In light of this, I consider the claims that something that may be perceived as bad can still be good, or that not everything some people view as bad is actually bad… Complete nonsense.
If I value and know to be true, for instance, the definition of marriage as being between a man and a woman, then there’s no good reason to watch or celebrate a show about a homosexual couple getting married because others may say it’s funny, thought-provoking, or done with “good intentions.”
As another example, if I don’t like alcohol (we don’t drink because we hate the taste and don’t get the point?), then it’s not worthwhile for me to listen to songs that praise it. (In fact, as much as I like Country music, I don’t enjoy songs where liquor takes center stage because it’s not a lifestyle we support or want to participate in.)
And perhaps a more recent/relevant example, if a certain artist demands that Prolifers not listen to her music (<< true story), then I’ll happily change the station or skip her every time she comes on for the rest of my life, and good riddance.
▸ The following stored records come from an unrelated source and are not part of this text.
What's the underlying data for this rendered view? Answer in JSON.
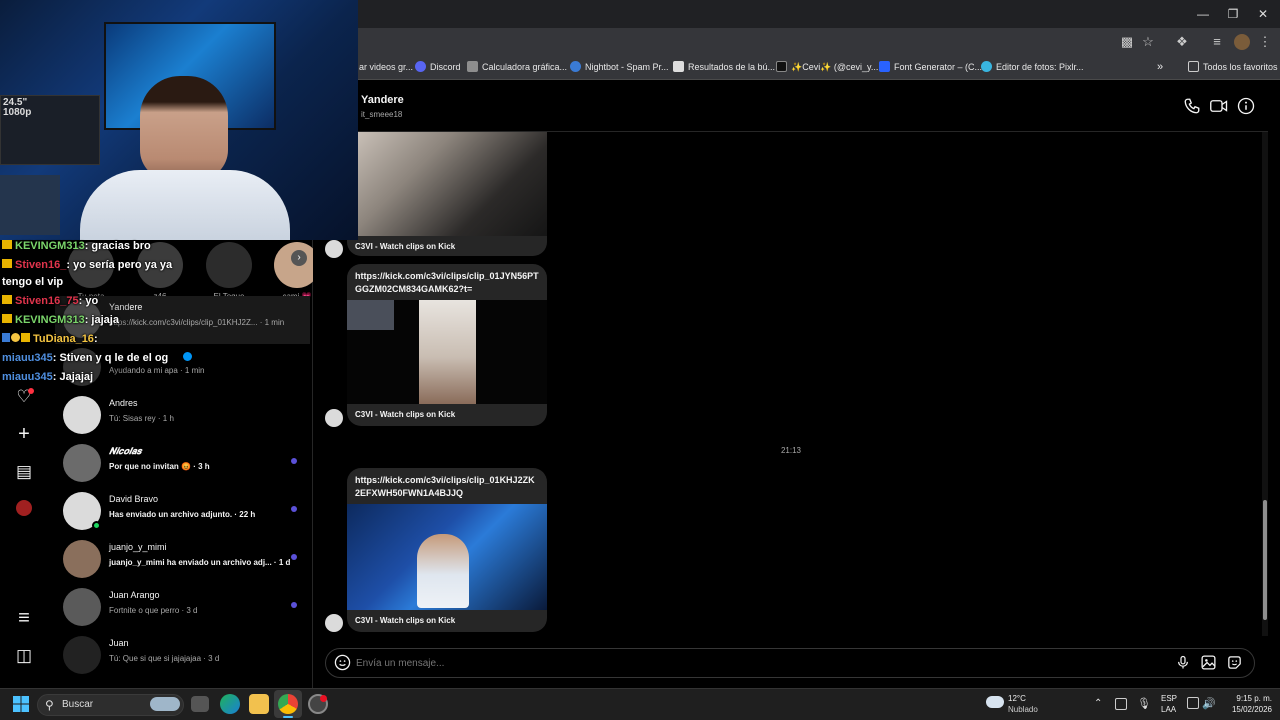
{
  "browser": {
    "bookmarks": [
      {
        "label": "ar videos gr...",
        "color": "#f0b400"
      },
      {
        "label": "Discord",
        "color": "#5865f2"
      },
      {
        "label": "Calculadora gráfica...",
        "color": "#8e8e8e"
      },
      {
        "label": "Nightbot - Spam Pr...",
        "color": "#3a7bd5"
      },
      {
        "label": "Resultados de la bú...",
        "color": "#dddddd"
      },
      {
        "label": "✨Cevi✨ (@cevi_y...",
        "color": "#111111"
      },
      {
        "label": "Font Generator – (C...",
        "color": "#2962ff"
      },
      {
        "label": "Editor de fotos: Pixlr...",
        "color": "#39b5e0"
      }
    ],
    "all_favorites": "Todos los favoritos"
  },
  "stream_chat": [
    {
      "user": "KEVINGM313",
      "text": ": gracias bro",
      "color": "#7bd66b"
    },
    {
      "user": "Stiven16_",
      "text": ": yo sería pero ya ya",
      "color": "#e0344c"
    },
    {
      "user": "",
      "text": "tengo el vip",
      "color": "#ffffff"
    },
    {
      "user": "Stiven16_75",
      "text": ": yo",
      "color": "#e0344c"
    },
    {
      "user": "KEVINGM313",
      "text": ": jajaja",
      "color": "#7bd66b"
    },
    {
      "user": "TuDiana_16",
      "text": ": ",
      "color": "#f5c542"
    },
    {
      "user": "miauu345",
      "text": ": Stiven y q le de el og",
      "color": "#4f8fe0"
    },
    {
      "user": "miauu345",
      "text": ": Jajajaj",
      "color": "#4f8fe0"
    }
  ],
  "notes": [
    {
      "label": "Tu nota"
    },
    {
      "label": "z46"
    },
    {
      "label": "El Toque"
    },
    {
      "label": "cami 💗"
    }
  ],
  "conversations": [
    {
      "name": "Yandere",
      "sub": "https://kick.com/c3vi/clips/clip_01KHJ2Z... · 1 min",
      "bold": false,
      "unread": false
    },
    {
      "name": "",
      "sub": "Ayudando a mi apa · 1 min",
      "bold": false,
      "unread": false
    },
    {
      "name": "Andres",
      "sub": "Tú: Sisas rey · 1 h",
      "bold": false,
      "unread": false
    },
    {
      "name": "𝑵𝒊𝒄𝒐𝒍𝒂𝒔",
      "sub": "Por que no invitan 😡 · 3 h",
      "bold": true,
      "unread": true
    },
    {
      "name": "David Bravo",
      "sub": "Has enviado un archivo adjunto. · 22 h",
      "bold": true,
      "unread": true
    },
    {
      "name": "juanjo_y_mimi",
      "sub": "juanjo_y_mimi ha enviado un archivo adj... · 1 d",
      "bold": true,
      "unread": true
    },
    {
      "name": "Juan Arango",
      "sub": "Fortnite o que perro · 3 d",
      "bold": false,
      "unread": true
    },
    {
      "name": "Juan",
      "sub": "Tú: Que si que si jajajajaa · 3 d",
      "bold": false,
      "unread": false
    }
  ],
  "chat": {
    "contact_name": "Yandere",
    "contact_handle": "it_smeee18",
    "time_divider": "21:13",
    "messages": [
      {
        "link": "",
        "footer": "C3VI - Watch clips on Kick"
      },
      {
        "link": "https://kick.com/c3vi/clips/clip_01JYN56PTGGZM02CM834GAMK62?t=",
        "footer": "C3VI - Watch clips on Kick"
      },
      {
        "link": "https://kick.com/c3vi/clips/clip_01KHJ2ZK2EFXWH50FWN1A4BJJQ",
        "footer": "C3VI - Watch clips on Kick"
      }
    ],
    "composer_placeholder": "Envía un mensaje..."
  },
  "taskbar": {
    "search_label": "Buscar",
    "weather_temp": "12°C",
    "weather_desc": "Nublado",
    "lang_top": "ESP",
    "lang_bottom": "LAA",
    "time": "9:15 p. m.",
    "date": "15/02/2026"
  }
}
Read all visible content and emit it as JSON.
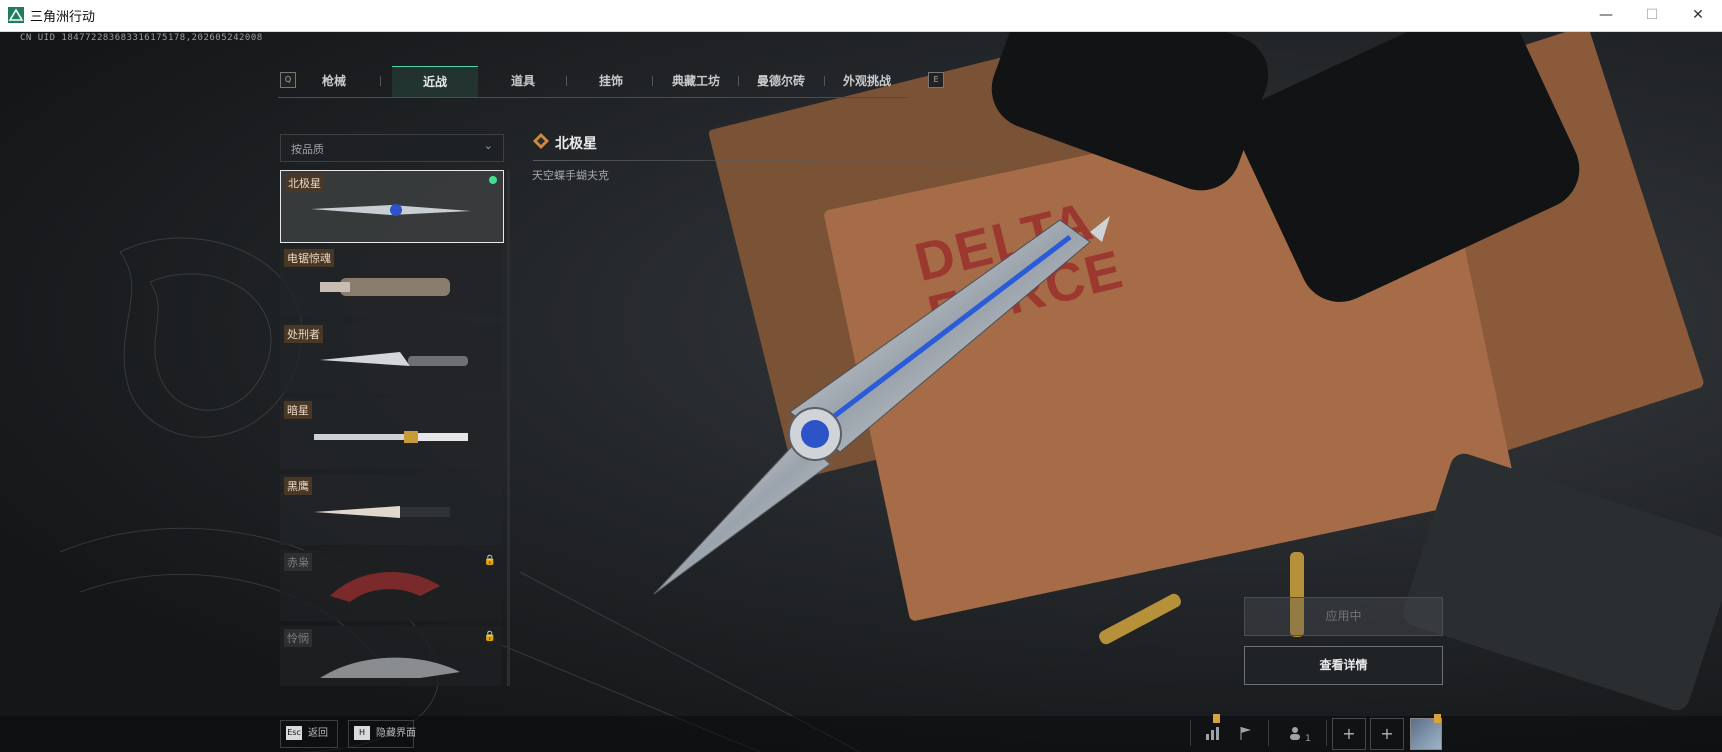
{
  "window": {
    "title": "三角洲行动",
    "minimize": "—",
    "maximize": "☐",
    "close": "✕"
  },
  "uid": "CN UID 184772283683316175178,202605242008",
  "tabs": {
    "left_key": "Q",
    "right_key": "E",
    "items": [
      {
        "label": "枪械",
        "active": false
      },
      {
        "label": "近战",
        "active": true
      },
      {
        "label": "道具",
        "active": false
      },
      {
        "label": "挂饰",
        "active": false
      },
      {
        "label": "典藏工坊",
        "active": false
      },
      {
        "label": "曼德尔砖",
        "active": false
      },
      {
        "label": "外观挑战",
        "active": false
      }
    ]
  },
  "filter": {
    "label": "按品质",
    "chevron": "⌄"
  },
  "weapon_list": [
    {
      "name": "北极星",
      "selected": true,
      "equipped": true,
      "locked": false
    },
    {
      "name": "电锯惊魂",
      "selected": false,
      "equipped": false,
      "locked": false
    },
    {
      "name": "处刑者",
      "selected": false,
      "equipped": false,
      "locked": false
    },
    {
      "name": "暗星",
      "selected": false,
      "equipped": false,
      "locked": false
    },
    {
      "name": "黑鹰",
      "selected": false,
      "equipped": false,
      "locked": false
    },
    {
      "name": "赤枭",
      "selected": false,
      "equipped": false,
      "locked": true
    },
    {
      "name": "怜悯",
      "selected": false,
      "equipped": false,
      "locked": true
    }
  ],
  "selected_weapon": {
    "name": "北极星",
    "subtitle": "天空蝶手蝴夫克"
  },
  "actions": {
    "apply_label": "应用中",
    "detail_label": "查看详情"
  },
  "bottom_bar": {
    "esc_key": "Esc",
    "back_label": "返回",
    "hide_key": "H",
    "hide_label": "隐藏界面",
    "friends_count": "1",
    "plus1": "+",
    "plus2": "+"
  },
  "colors": {
    "accent": "#4fd6a4",
    "equipped_dot": "#3fe08f",
    "stamp_red": "#9a2f2b"
  },
  "icons": [
    "app-icon",
    "chevron-down-icon",
    "lock-icon",
    "diamond-icon",
    "stats-icon",
    "flag-icon",
    "friends-icon",
    "plus-icon"
  ]
}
This all goes to show how important it is for you, for us as Christians and Catholics, to not let ourselves get wrapped up in what society thinks we should like, and to follow what we think God would want for us. We must pray and not let ourselves get wrapped up in the superficial or the occult.
If something feels iffy, there’s probably a good reason why: Chances are that’s the Holy Spirit asking you to stay away.
I’ll end this post with a lesson that many seem to forget nowadays, but that other Catholics are quick to point out every time they encounter someone else that’s filled with doubt (though it also applies to the type of content we consume):
The Devil wants you to worry. He prefers it when you’re unsure and doubtful because that leaves little room for you to follow God’s will and more room for you to turn to ungodly things or things that go against Christian life.
So don’t forget to pray—in gratitude, when you need something, when you’re unsure, and anytime in between: Sooner than later you’ll get a “Yes,” a “No,” or a “Wait” in return. And if you’re a Catholic, don’t forget to attend Mass every week: God’s not your grandma who’ll “understand” when you’re too busy to see her; he requires that you visit him every week.
Also, be conscious of the content you choose to consume: Make it good and wholesome to help you do good things–and in return, think good things.
And last but not least, continue working towards becoming good Christians and Catholics: The world needs us now more than ever.